If it is 100% the case that these APIs are for active domains only, I think it could be documented in the APIs; not finding it there could make one assume that these are fine to call, especially since others _are_ documented in terms of active/inactivey:
virDomainAddIOThread virDomainAttachDevice virDomainDelIOThread virDomainDelThrottleGroup virDomainGetBlockInfo virDomainGetIOThreadInfo
All of the above work on both live and inactive configs
virDomainPinVcpu
This one works only on live VMs, but the virDomainPinVcpuFlags variant works on both.
virDomainGetJobInfo (this is the best because it explicitly says "return an error if the domain is not active" virDomainGetJobStats (same virtuous description)
virDomainGetMaxVcpus
Same as virDomainPinVcpu, there's virDomainGetVcpusFlags which works everywhere.
virDomainGetSecurityLabel virDomainGetSecurityLabelList
These "work" on inactive VMs, return nothing for qemu though. Arguably other drivers could have a value, even qemu driver could report something if it's explicitly configured.
virDomainGetVcpus (not great: "This call may fail on an inactive domain" May? Depending on what? Driver?)
Well at least qemu driver does error out.
virDomainGetVcpusFlags
This one is fun though, because it depends on flags if it works on inactive VM or not :) (e.g. with VIR_DOMAIN_VCPU_GUEST your VM has to be active, without that flag you get an answer even for inactive VM :)
virDomainPinEmulator (again "may fail if domain is not alive" - is it really conditional, as opposed to "will fail for transient domains"?)
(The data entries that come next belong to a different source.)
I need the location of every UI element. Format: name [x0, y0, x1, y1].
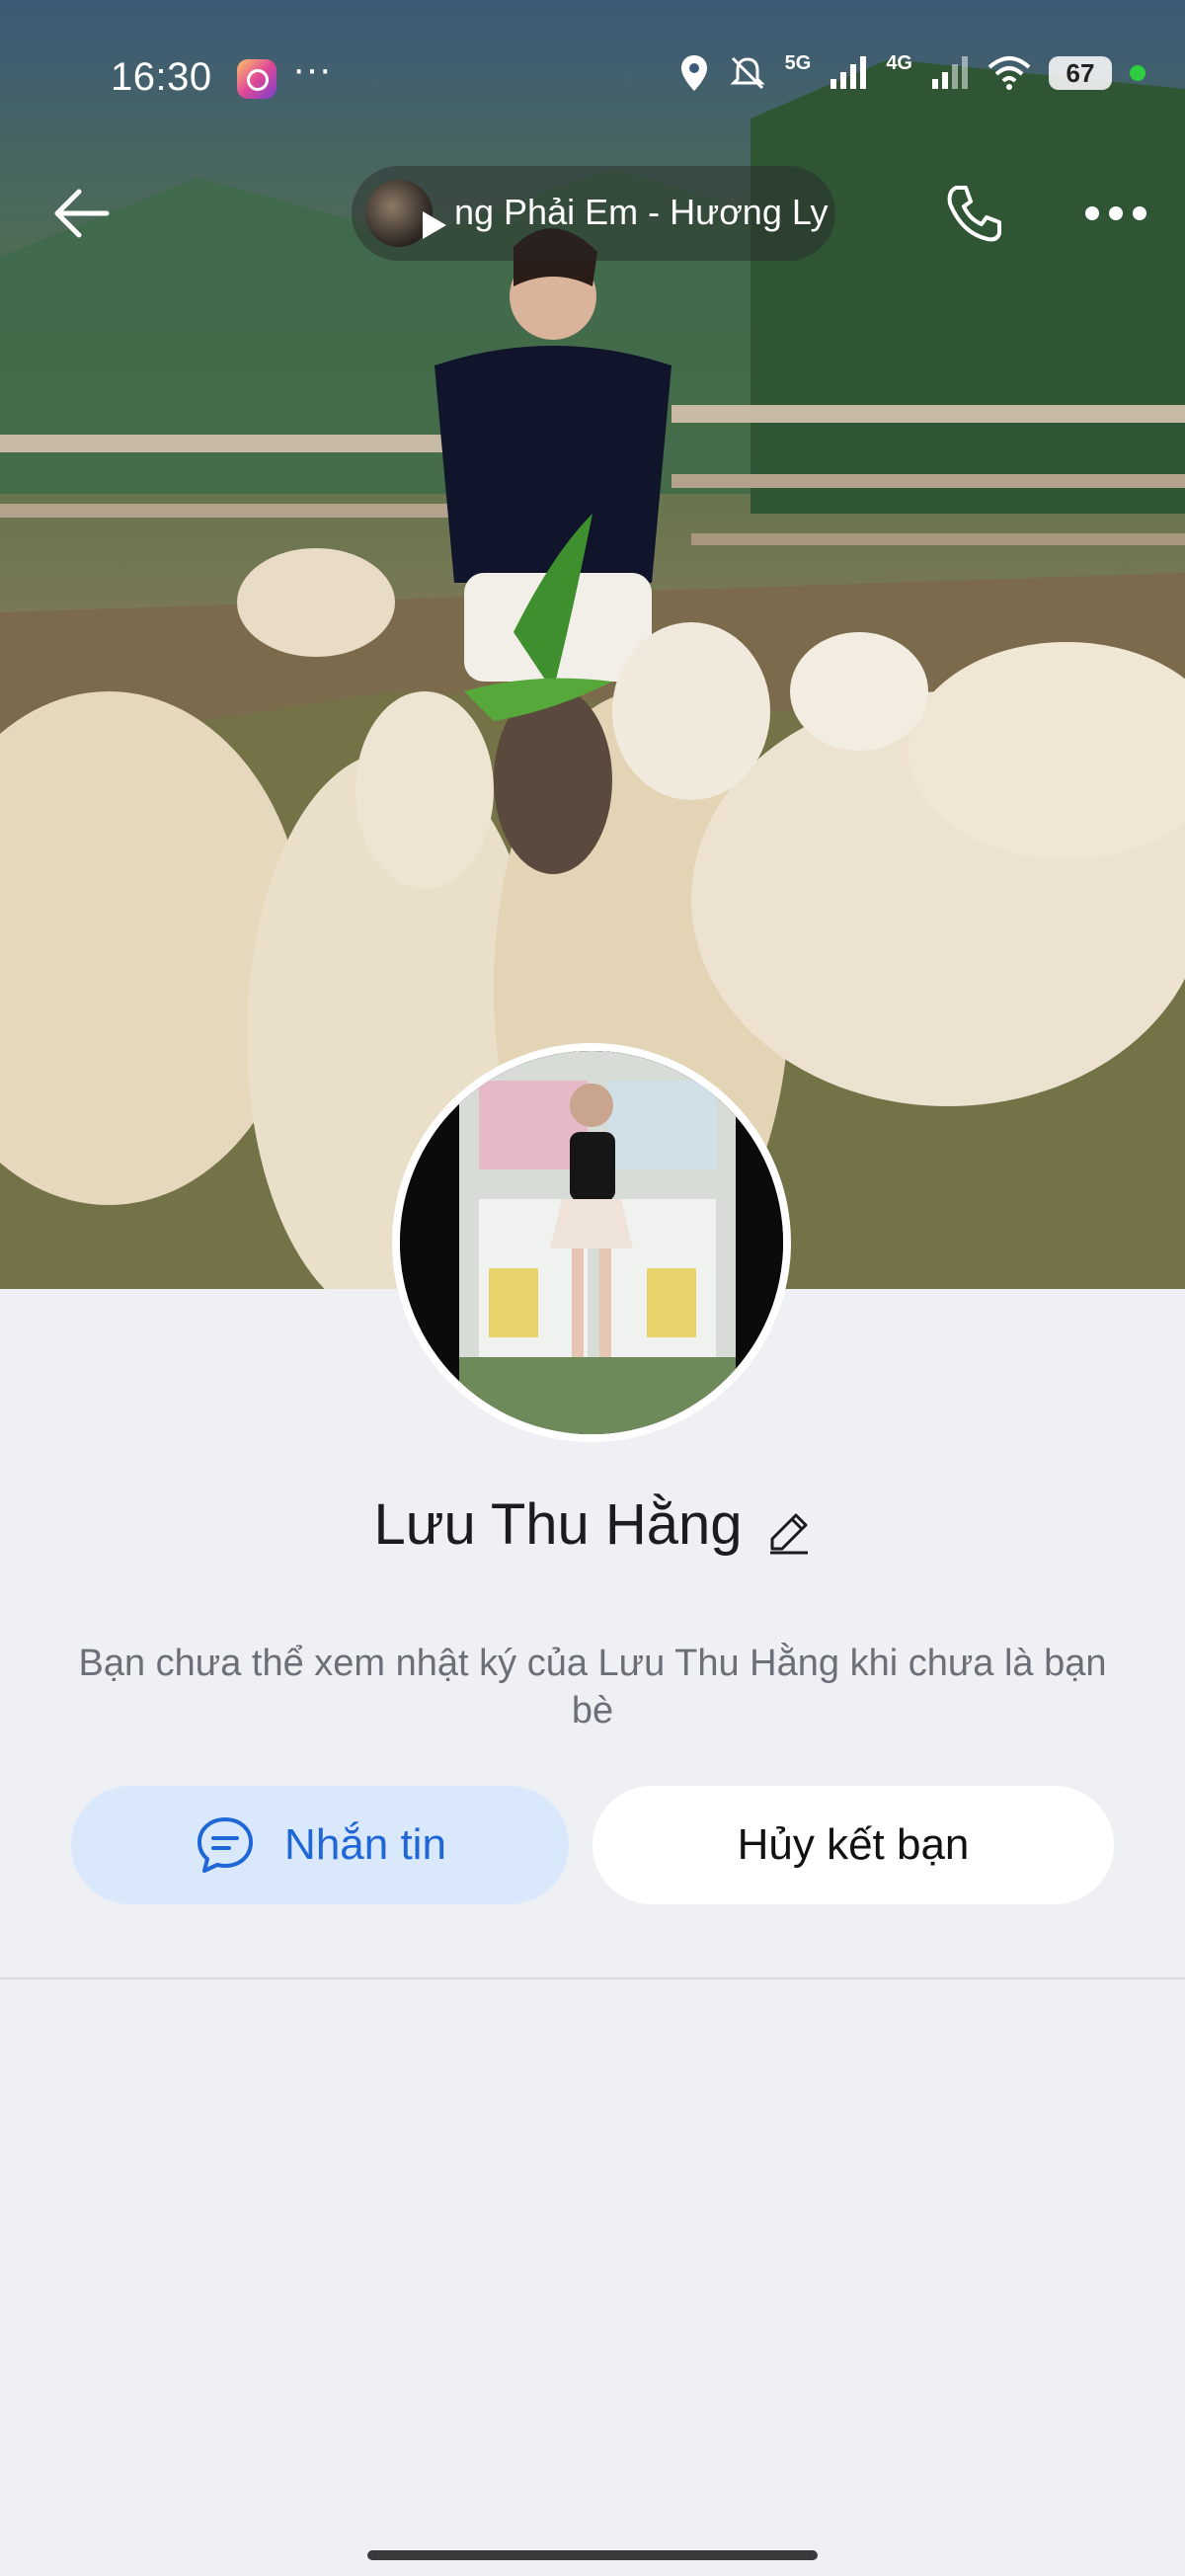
network-4g-label: 4G	[886, 51, 912, 74]
section-divider	[0, 1977, 1185, 1979]
signal-icon	[932, 56, 968, 89]
battery-indicator: 67	[1049, 56, 1112, 90]
home-indicator[interactable]	[367, 2550, 818, 2560]
wifi-icon	[988, 56, 1031, 90]
status-indicators: 5G 4G 67	[678, 51, 1146, 93]
edit-pencil-icon[interactable]	[766, 1502, 812, 1554]
network-5g-label: 5G	[784, 51, 812, 74]
phone-icon	[947, 186, 1001, 242]
play-icon[interactable]	[423, 211, 446, 239]
music-title: ng Phải Em - Hương Ly	[454, 192, 829, 232]
back-button[interactable]	[47, 178, 118, 249]
privacy-indicator-dot	[1130, 65, 1146, 81]
location-icon	[680, 55, 707, 91]
unfriend-button-label: Hủy kết bạn	[737, 1820, 970, 1869]
instagram-icon	[237, 59, 276, 99]
status-more-dots: ···	[292, 47, 332, 91]
more-icon	[1085, 206, 1146, 220]
avatar-photo	[400, 1051, 783, 1434]
profile-avatar[interactable]	[392, 1043, 791, 1442]
signal-icon	[830, 56, 867, 89]
privacy-note: Bạn chưa thể xem nhật ký của Lưu Thu Hằn…	[78, 1643, 1107, 1731]
chat-icon	[198, 1817, 254, 1873]
unfriend-button[interactable]: Hủy kết bạn	[592, 1786, 1114, 1904]
bell-off-icon	[730, 56, 765, 90]
profile-name-row: Lưu Thu Hằng	[0, 1491, 1185, 1558]
profile-music-player[interactable]: ng Phải Em - Hương Ly	[352, 166, 835, 261]
more-options-button[interactable]	[1076, 178, 1155, 249]
status-time: 16:30	[111, 55, 212, 99]
status-bar: 16:30 ··· 5G 4G 67	[0, 40, 1185, 119]
message-button[interactable]: Nhắn tin	[71, 1786, 569, 1904]
message-button-label: Nhắn tin	[284, 1820, 446, 1869]
call-button[interactable]	[938, 178, 1009, 249]
profile-name: Lưu Thu Hằng	[373, 1492, 743, 1557]
back-arrow-icon	[54, 189, 110, 238]
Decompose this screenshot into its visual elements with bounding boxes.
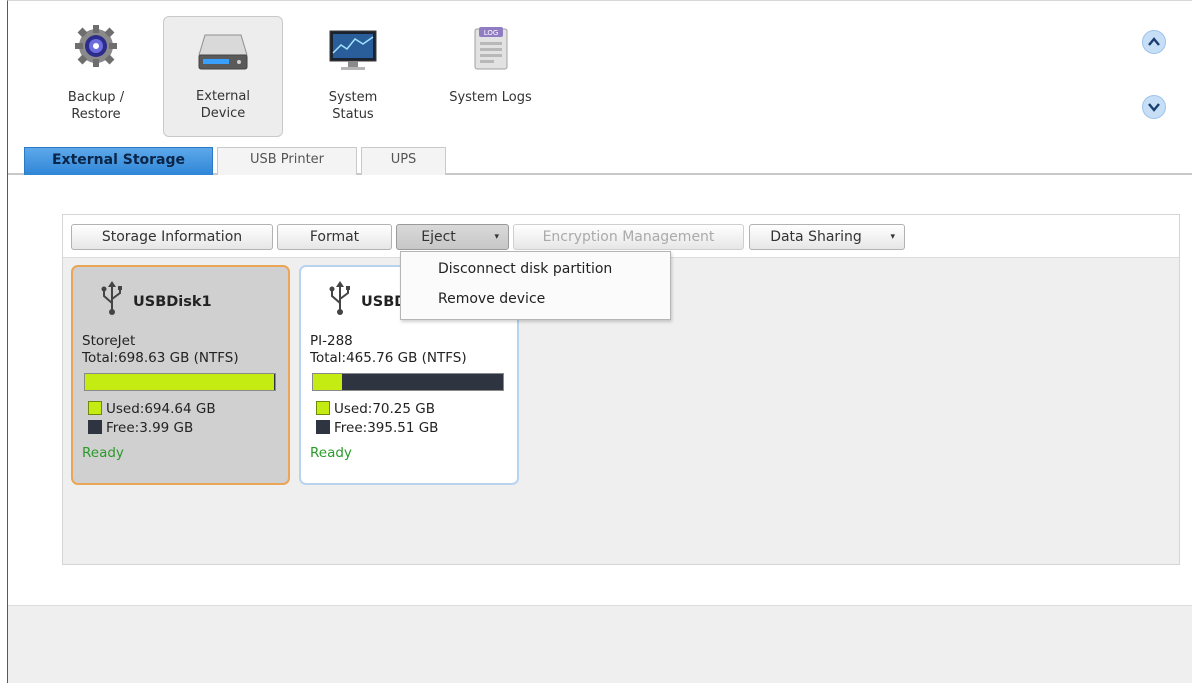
device-total: Total:465.76 GB (NTFS) <box>310 350 467 366</box>
tab-external-storage[interactable]: External Storage <box>24 147 213 175</box>
chevron-down-icon <box>1148 103 1160 112</box>
status-text: Ready <box>310 445 352 461</box>
nav-label-line: Restore <box>71 107 121 122</box>
dropdown-caret-icon: ▾ <box>890 232 895 242</box>
hard-drive-icon <box>197 29 249 78</box>
used-swatch <box>88 401 102 415</box>
log-icon: LOG <box>471 25 511 76</box>
used-legend: Used:694.64 GB <box>88 400 216 418</box>
nav-system-status[interactable]: System Status <box>303 1 403 123</box>
dropdown-caret-icon: ▾ <box>494 232 499 242</box>
nav-label: System Logs <box>433 89 548 106</box>
usage-bar-fill <box>313 374 342 390</box>
svg-text:LOG: LOG <box>483 29 498 37</box>
encryption-management-button: Encryption Management <box>513 224 744 250</box>
gear-icon <box>74 24 118 73</box>
data-sharing-button-label: Data Sharing <box>770 229 862 245</box>
usage-bar <box>84 373 276 391</box>
format-button[interactable]: Format <box>277 224 392 250</box>
menu-item-remove-device[interactable]: Remove device <box>438 291 545 307</box>
monitor-icon <box>328 29 378 78</box>
free-legend: Free:3.99 GB <box>88 419 193 437</box>
storage-information-button[interactable]: Storage Information <box>71 224 273 250</box>
nav-system-logs[interactable]: LOG System Logs <box>433 1 548 123</box>
nav-label-line: Backup / <box>67 90 125 105</box>
device-card-usbdisk1[interactable]: USBDisk1 StoreJet Total:698.63 GB (NTFS)… <box>71 265 290 485</box>
usage-bar <box>312 373 504 391</box>
data-sharing-button[interactable]: Data Sharing ▾ <box>749 224 905 250</box>
device-total: Total:698.63 GB (NTFS) <box>82 350 239 366</box>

Well, because it doesn't fail for inactive qemu domains.
virDomainPinVcpu ("can only be called on an active domain" -> would be better to say "returns an error if the domain is not active")
Sure, but also use qemuDomainPinVcpuFlags which works on active VMs too.
virDomainSetMemoryFlags ("will wail if domain is not active") -Ok, clear. virDomainSetMemoryStatsPeriod (same)
virDomainSetVcpus virDomainSetVcpusFlags
Same fun with flags as with the getter.
virDomainSuspend (but not very clear: "Suspends an active domain". Does it return an error if the domain is not active? Or just do nothing?)
virDomainUndefine virDomainUndefineFlags
Both do work on inactive VMs. These have another dimension of fun, because if the VM is active, it keeps being present and active. If you shut it down it vanishes. (same as starting it without persistent config directly)
Maybe a good bite-sized task to queue that can create a lot of value. I would suggest an additional table generated for each API mentioning allowed domain states, or something to that effect.
This would also need to be per-driver because it in many cases depends on the actual implementation. I don't think there's a way around it which also makes it extremely impractical to implement.